El tercero es Duquesa, un enorme animal oscuro que se pasea gruñendo por el cuarto, lo hace despacio, como tanteando el lugar. La niña sigue con sus ojos en todo momento los movimientos del mismo, eso es lo que parece atemorizarla hasta impedir que sea capaz de pronunciar una palabra o chillar.

Antes de que alguno pregunte, el comisario se adelanta:

—Es un diablo de Tasmania.

—¿Y cómo cojones ha logrado alguien…?

—A día de hoy puedes comprar un cocodrilo del Nilo de quinientos kilos y tenerlo en tu piscina por menos de diez mil euros. Dejemos las preguntas que no son relevantes. Ya habéis visto la cuenta atrás.

—Parece una broma —murmura Cristina, que ha permanecido callada, como hipnotizada con la expresión de la niña del vídeo. Por la edad, podría pensar en su hija pequeña, pero los rasgos faciales son mucho más parecidos a los de Livia.

—Pues no parece ninguna broma. Los expertos informáticos de la comisaría aseguran que es una señal en directo.

—¿Y por qué alguien haría algo así?

—Es evidente. Por dinero.

—¿Dinero?

Marcos se atusa el pelo, luego se sienta a la mesa, junto a sus compañeros.

—El enlace para acceder a la señal llegó en un correo ordinario, una carta como las de toda la vida.
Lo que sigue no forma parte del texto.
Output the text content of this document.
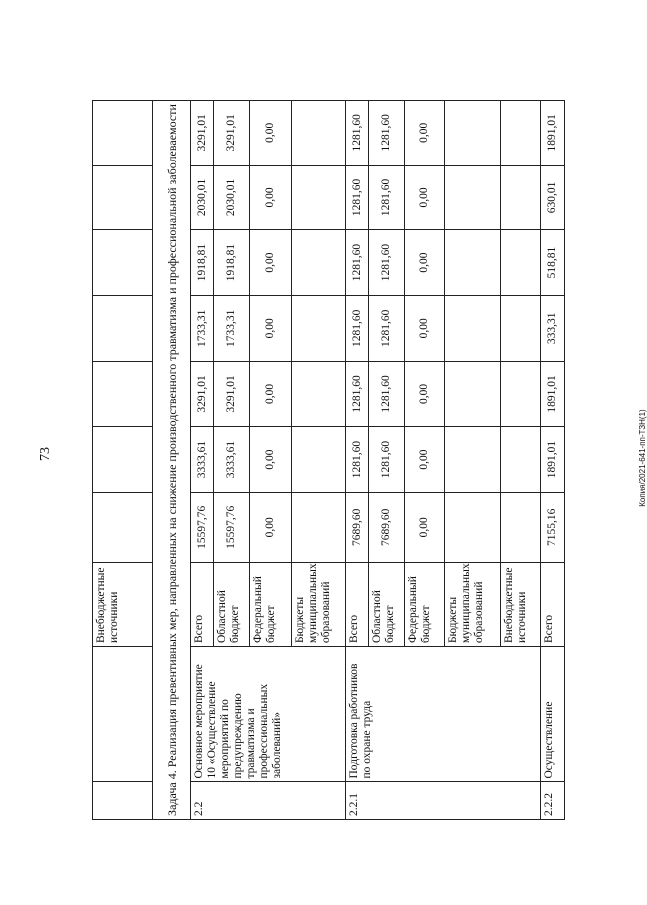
73	Копия/2021-641-пп-ТЗН(1)
		Внебюджетные источники							
Задача 4. Реализация превентивных мер, направленных на снижение производственного травматизма и профессиональной заболеваемости									
2.2	Основное мероприятие 10 «Осуществление мероприятий по предупреждению травматизма и профессиональных заболеваний»	Всего	15597,76	3333,61	3291,01	1733,31	1918,81	2030,01	3291,01
		Областной бюджет	15597,76	3333,61	3291,01	1733,31	1918,81	2030,01	3291,01
		Федеральный бюджет	0,00	0,00	0,00	0,00	0,00	0,00	0,00
		Бюджеты муниципальных образований							
2.2.1	Подготовка работников по охране труда	Всего	7689,60	1281,60	1281,60	1281,60	1281,60	1281,60	1281,60
		Областной бюджет	7689,60	1281,60	1281,60	1281,60	1281,60	1281,60	1281,60
		Федеральный бюджет	0,00	0,00	0,00	0,00	0,00	0,00	0,00
		Бюджеты муниципальных образований							
		Внебюджетные источники							
2.2.2	Осуществление	Всего	7155,16	1891,01	1891,01	333,31	518,81	630,01	1891,01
Irene la recibió, no le dio importancia al leerla, pero escribió el código abreviado del enlace en el navegador y, tras ver lo que estáis viendo vosotros ahora, me llamó. Los de la científica tratan de encontrar huellas en el sobre y la carta, pero algo me dice que no tendremos mucha suerte.

—¿Qué decía la carta? —Nuria está tan impaciente que no puede esperar a que el comisario termine toda la exposición.

Por su parte, Marcos no se muestra molesto por haber sido interrumpido.

—La carta es lo más sorprendente de todo, si es que eso fuera posible. —Sus interlocutores, en silencio, miran la televisión otra vez, con el animal enorme emitiendo esos horribles gruñidos alrededor de la pobre niña indefensa—. En la carta aparecen tres datos. Una cifra: diez millones de euros. Un número de cuenta: en las islas Caimán. Y un nombre.

—¿Un nombre? —pregunta Cristina. ¿Sabemos el nombre de la niña? ¿Podremos hablar con sus padres?

—Me temo que no. —Marcos mira a la inspectora con pesar—. El nombre no es de la niña.

—¿Cómo estás tan seguro?

—Porque todos aquí conocemos el nombre que aparece en la carta: Livia Craciun.